This game represented my first foray into the real purpose of the season, doing all the away games as well and visiting the other league clubs not in the Championship.
Living in East Suffolk greatly complicates travelling to football matches, for the heartbeat of the game is still in the North West.(For the purposes of this blog, East Yorkshire is in the NW). Plus, apart from Ipswich, every other club seems to be quite a drive from my front door. Not to worry this odyssey is something I have been looking forward to for some time now and a few miles on the open road is not going to deter me.
It would have been possible to do the whole visit to Blackburn in one day, but, after driving up on Friday, I felt so knackered that it would have been no fun to try it in one day and, probably, positively dangerous. Instead, I drove up and visited the Rovers ground the day before our match. This enabled me to park at the stadium and have a good nose around.
I last went to Ewood Park on 13 January 1986 for a replay of the 3rd Round of the FA Cup. They had forced a 1-1 draw at the CG and we lost the Replay 3-2 (scorers Birtles and Walsh). This was before the ground was rebuilt and the away end was a cowshed. It was an evening game, of course, and I went up by train from Manchester Victoria. I remember it as being wet and cold and the walk from the station in town to the ground was very dreary. The walk back was worse.
So to see the ground now is a revelation. Three new, tiered stands towering above the older Riverside Stand. (As you walk around the ground, blink and you'll miss the river. Let's just say, it's not on the scale of the Trent). On my way I noticed a plaque of great age on the wall of the Jack Walker Stand. It is placed in a glass case and remembers brave men of that Parish who perished in the Great War. Alongside it are two new granite plaques repeating those names. Simple acts like this make the club that much closer to the local area and the fans.
I wandered round the ground to the statue of Jack Walker, the great benefactor of the club.
If I remember rightly made his money in steel, anyway a fan who had the chance to change his club. And change it he did. They became one of the few clubs outside the Big 4 to win the Premier League. After a few photos I went into the Blues Bar for a well earned pint. I had hoped to chat to a Rovers fan. Disappointed! First two I spoke to were Man U fans and, moving on, I bumped in to a Man City fan!! I gave up then and left.
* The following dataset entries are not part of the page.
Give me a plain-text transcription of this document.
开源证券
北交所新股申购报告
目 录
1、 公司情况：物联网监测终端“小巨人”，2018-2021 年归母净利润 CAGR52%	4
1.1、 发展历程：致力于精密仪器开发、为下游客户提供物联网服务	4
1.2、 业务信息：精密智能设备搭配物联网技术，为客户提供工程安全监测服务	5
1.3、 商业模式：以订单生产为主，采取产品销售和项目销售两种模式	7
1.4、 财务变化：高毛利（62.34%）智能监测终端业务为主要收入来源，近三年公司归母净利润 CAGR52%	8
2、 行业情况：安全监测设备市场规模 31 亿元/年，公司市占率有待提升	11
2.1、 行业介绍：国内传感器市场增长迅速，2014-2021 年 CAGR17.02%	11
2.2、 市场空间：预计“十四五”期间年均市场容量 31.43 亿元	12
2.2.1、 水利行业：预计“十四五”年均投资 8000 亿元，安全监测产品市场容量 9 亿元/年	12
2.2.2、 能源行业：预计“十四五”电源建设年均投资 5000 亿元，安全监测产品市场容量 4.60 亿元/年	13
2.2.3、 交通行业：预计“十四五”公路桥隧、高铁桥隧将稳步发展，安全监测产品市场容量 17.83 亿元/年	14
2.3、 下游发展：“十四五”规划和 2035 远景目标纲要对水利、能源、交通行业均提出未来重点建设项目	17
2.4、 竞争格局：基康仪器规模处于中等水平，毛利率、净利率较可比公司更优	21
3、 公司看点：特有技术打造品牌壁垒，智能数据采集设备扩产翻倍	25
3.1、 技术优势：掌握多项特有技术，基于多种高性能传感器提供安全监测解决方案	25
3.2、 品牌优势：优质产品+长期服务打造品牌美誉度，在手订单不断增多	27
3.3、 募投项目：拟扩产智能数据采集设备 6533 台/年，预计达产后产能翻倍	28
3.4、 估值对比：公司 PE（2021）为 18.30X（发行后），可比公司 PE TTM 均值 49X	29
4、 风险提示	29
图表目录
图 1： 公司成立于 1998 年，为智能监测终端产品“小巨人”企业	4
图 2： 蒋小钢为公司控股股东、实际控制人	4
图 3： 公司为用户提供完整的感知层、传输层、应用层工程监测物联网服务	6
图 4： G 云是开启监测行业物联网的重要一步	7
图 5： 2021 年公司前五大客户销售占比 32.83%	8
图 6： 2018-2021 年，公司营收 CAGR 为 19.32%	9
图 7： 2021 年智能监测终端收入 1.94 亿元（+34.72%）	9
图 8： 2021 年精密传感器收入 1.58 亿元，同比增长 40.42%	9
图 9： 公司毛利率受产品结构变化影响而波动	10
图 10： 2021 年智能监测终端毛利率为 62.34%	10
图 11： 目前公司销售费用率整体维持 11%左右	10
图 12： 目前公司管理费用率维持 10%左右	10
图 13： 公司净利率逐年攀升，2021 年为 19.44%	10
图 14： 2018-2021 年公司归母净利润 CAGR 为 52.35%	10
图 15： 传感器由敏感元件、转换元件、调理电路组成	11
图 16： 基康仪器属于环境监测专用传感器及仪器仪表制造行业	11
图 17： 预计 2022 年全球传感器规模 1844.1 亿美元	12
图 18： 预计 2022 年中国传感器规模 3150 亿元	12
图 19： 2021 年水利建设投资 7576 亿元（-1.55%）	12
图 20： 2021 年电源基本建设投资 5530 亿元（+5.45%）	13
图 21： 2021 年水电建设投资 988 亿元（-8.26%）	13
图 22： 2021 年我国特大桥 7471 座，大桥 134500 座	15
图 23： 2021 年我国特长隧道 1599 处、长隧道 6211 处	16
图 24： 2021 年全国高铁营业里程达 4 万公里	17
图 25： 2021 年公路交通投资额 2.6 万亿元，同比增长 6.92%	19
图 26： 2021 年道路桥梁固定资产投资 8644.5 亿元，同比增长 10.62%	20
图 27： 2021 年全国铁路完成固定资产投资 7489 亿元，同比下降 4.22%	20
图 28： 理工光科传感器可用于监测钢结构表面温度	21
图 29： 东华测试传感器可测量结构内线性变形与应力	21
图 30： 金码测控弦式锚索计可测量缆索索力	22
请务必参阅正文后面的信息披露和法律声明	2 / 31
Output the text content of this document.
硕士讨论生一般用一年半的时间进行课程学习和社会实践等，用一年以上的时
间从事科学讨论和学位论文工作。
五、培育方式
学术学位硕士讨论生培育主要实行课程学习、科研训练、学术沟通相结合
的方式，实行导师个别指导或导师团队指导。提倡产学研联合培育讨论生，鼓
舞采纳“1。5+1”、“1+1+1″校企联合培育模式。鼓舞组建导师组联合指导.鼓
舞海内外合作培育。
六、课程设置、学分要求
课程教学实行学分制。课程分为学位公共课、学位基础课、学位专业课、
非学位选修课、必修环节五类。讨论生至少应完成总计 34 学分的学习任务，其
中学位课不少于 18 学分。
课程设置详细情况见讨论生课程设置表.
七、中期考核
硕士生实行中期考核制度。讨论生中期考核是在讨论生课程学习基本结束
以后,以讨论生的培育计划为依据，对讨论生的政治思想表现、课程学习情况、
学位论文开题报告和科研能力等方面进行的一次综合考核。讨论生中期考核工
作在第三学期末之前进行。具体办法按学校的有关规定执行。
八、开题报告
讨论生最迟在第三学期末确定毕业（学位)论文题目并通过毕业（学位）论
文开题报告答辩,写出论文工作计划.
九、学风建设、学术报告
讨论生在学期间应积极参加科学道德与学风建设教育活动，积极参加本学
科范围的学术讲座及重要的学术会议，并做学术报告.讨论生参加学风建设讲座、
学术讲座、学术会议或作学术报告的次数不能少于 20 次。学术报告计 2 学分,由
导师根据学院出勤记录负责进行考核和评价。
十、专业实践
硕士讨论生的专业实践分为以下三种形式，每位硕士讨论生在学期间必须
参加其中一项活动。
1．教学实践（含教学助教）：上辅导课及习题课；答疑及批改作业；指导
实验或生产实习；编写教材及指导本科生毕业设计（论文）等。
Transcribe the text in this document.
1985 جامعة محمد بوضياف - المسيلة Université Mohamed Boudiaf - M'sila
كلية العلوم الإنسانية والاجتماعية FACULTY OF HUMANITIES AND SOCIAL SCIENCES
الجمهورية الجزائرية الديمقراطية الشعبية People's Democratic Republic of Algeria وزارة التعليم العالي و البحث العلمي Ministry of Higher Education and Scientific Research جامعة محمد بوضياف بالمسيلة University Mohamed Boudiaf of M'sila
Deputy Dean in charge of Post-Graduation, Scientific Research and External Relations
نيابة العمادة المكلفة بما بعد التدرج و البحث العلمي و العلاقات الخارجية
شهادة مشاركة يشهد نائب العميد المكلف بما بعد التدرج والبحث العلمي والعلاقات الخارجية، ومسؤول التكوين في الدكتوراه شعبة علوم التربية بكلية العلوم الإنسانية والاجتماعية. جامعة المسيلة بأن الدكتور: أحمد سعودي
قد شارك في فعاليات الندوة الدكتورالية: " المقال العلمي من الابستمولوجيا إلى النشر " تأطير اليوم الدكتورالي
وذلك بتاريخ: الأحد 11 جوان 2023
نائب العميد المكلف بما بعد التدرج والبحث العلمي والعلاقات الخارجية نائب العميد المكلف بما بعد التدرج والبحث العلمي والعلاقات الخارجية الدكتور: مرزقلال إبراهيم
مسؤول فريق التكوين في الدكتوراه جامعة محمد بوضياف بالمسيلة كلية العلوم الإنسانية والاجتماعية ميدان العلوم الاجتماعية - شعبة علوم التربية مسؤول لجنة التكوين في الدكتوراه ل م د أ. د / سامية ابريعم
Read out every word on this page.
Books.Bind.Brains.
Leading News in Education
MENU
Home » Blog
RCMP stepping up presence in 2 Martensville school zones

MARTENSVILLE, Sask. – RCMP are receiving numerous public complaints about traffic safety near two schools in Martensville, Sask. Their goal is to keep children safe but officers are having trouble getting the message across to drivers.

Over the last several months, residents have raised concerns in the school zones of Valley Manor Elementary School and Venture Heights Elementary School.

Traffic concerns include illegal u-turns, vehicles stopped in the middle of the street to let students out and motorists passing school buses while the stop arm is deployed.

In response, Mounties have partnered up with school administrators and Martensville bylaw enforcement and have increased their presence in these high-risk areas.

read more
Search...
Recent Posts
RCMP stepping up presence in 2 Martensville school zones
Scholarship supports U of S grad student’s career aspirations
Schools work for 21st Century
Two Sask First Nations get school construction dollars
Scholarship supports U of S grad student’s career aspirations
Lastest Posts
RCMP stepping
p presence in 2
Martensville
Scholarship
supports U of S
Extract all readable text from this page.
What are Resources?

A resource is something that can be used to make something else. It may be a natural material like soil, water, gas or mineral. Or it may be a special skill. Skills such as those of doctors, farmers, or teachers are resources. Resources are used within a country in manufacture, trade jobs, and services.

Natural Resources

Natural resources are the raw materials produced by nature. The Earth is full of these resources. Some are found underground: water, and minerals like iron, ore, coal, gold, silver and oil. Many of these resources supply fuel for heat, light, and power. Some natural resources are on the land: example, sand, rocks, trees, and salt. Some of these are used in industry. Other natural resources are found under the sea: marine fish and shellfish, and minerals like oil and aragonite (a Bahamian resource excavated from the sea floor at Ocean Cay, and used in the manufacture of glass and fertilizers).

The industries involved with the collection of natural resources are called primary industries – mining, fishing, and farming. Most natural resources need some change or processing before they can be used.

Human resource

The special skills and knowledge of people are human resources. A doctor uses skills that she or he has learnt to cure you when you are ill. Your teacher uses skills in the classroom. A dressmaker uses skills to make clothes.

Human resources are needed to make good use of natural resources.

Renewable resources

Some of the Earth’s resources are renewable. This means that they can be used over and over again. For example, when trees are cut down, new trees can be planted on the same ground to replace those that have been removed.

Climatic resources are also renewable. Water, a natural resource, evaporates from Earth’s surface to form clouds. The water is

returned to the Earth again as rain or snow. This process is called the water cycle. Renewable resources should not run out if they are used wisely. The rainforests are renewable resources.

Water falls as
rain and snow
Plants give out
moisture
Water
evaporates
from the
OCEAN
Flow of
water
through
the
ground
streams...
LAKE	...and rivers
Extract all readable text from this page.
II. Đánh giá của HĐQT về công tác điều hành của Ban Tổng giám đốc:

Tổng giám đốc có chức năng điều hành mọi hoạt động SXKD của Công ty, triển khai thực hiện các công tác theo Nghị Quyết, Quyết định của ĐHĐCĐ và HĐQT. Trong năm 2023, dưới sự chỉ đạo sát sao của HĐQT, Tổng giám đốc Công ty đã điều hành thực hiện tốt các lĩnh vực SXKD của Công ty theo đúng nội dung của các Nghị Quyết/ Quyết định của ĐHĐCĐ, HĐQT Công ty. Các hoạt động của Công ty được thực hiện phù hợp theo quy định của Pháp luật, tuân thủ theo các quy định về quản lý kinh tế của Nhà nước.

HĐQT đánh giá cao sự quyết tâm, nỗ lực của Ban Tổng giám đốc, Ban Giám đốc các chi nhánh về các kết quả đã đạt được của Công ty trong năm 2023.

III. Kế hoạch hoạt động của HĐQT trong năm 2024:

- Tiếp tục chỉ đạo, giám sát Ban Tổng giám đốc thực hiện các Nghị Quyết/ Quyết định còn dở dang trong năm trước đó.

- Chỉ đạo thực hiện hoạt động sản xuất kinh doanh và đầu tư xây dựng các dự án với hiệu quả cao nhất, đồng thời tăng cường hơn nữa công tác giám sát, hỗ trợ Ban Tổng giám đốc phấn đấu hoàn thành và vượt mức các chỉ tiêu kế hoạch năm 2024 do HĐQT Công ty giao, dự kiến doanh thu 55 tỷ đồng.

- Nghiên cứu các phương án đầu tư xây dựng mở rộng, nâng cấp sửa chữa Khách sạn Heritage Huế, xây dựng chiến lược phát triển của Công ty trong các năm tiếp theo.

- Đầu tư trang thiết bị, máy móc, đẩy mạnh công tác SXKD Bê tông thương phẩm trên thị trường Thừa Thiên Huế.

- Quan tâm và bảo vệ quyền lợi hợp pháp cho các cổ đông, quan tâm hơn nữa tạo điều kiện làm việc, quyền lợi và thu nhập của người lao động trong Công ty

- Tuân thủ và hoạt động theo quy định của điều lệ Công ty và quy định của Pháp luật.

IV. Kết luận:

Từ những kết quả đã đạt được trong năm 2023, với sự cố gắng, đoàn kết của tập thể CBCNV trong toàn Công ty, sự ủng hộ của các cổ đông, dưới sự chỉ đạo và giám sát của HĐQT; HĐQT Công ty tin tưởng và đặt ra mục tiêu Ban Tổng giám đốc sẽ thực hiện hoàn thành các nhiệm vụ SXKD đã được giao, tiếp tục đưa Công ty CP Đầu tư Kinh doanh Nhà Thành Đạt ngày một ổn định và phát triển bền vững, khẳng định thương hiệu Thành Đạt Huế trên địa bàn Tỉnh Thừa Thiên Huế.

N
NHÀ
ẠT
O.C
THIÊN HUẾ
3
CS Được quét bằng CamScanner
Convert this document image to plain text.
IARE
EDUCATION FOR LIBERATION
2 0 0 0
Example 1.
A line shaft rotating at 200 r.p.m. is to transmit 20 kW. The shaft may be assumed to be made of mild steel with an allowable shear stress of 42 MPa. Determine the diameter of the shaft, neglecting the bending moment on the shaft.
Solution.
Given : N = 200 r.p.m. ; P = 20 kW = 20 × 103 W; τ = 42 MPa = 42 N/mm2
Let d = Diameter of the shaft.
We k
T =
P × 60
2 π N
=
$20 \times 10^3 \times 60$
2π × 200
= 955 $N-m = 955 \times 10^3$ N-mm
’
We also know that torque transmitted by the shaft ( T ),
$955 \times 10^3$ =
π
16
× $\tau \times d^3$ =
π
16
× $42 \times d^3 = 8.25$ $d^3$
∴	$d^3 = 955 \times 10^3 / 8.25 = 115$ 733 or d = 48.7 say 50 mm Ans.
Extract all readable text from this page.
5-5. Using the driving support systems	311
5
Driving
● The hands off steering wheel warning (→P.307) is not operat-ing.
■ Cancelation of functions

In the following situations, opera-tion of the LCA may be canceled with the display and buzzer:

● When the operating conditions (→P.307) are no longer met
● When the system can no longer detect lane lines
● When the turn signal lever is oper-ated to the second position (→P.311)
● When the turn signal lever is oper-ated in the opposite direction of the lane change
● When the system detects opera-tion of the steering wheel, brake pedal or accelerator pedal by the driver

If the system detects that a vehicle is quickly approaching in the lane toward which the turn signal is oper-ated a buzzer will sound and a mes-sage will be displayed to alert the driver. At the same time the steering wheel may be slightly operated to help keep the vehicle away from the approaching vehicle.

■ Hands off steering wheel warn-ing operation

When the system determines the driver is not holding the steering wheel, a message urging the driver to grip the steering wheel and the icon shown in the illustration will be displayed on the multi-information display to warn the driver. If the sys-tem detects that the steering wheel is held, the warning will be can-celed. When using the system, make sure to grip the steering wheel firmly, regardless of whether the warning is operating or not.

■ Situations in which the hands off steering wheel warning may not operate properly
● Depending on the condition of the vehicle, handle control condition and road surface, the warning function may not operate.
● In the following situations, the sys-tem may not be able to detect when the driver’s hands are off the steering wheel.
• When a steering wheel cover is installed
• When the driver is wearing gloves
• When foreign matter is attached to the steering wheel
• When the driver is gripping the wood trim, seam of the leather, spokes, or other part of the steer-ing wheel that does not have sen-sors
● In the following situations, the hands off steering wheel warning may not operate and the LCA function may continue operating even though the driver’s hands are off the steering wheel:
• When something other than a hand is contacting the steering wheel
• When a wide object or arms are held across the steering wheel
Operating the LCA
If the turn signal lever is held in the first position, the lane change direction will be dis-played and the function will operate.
Away fans are housed in the Brian Douglas Darwen End Stand alongside the noisiest Rovers fans. (To aid them they have one of those ghastly thumping drums.)And they don't have to be very noisy to out shout the rest of the ground, which was the quietest I have visited for a long time. And you wouldn't have much trouble getting a ticket, because there were great empty spaces all around, tribute to the drawing power of the Venkys, the unpopular owners of the club.
The match was a somewhat defensive affair, but we won by virtue of a very late goal, cue for a burst of enthusiastic singing and chanting. Events like that make it all worthwhile.
In the great scheme of things, I was also due to visit Preston's ground at Deepdale. Apparently the oldest ground still staging league football (we have been drip-fed these facts from the FL because they are celebrating 125 Years of League Football this season). It has, of course, been rebuilt over the years and now boasts four stands, separate and not joined at the corners. Two sides of the ground have been shoe horned into the local houses, one of the houses was festooned with PNE scarves etc and the owner must surely have the shortest walk of any supporter in the country. I reckon he had all of 20 yards to walk to the stand by his house. The ground shares accommodation with a strange bedfellow, the NHS. There is a Walk In clinic built into one of the stands.
Preston also used to house the National Football Museum, but this has now moved to the middle of Manchester. Rather sadly, the old museum building is still at Preston's ground, the building empty and anonymous save for the ghostly lettering visible on the walls.
This ground also boasts a statue, this one based on the great photo of Tom Finney (Mr Preston, also known as the 'Preston plumber' for obvious reasons. It was not unknown for one of the greatest footballers of his generation to turn up on local doorsteps to mend the kitchen sink) sliding through puddles of water during an England match.
As well as the Tom Finney Stand there is the Bill Shankly Stand reminding us that Preston has had some great managers, like Billy Davies, for instance.
By the statue is a feature also found at Blackburn's ground. A commemorative walk, where you can buy a brick to remember a loved one or fan, putting any inscription on it so long as it fits. This is a great idea and one that I hope, in time, finds it's way to a redeveloped CG.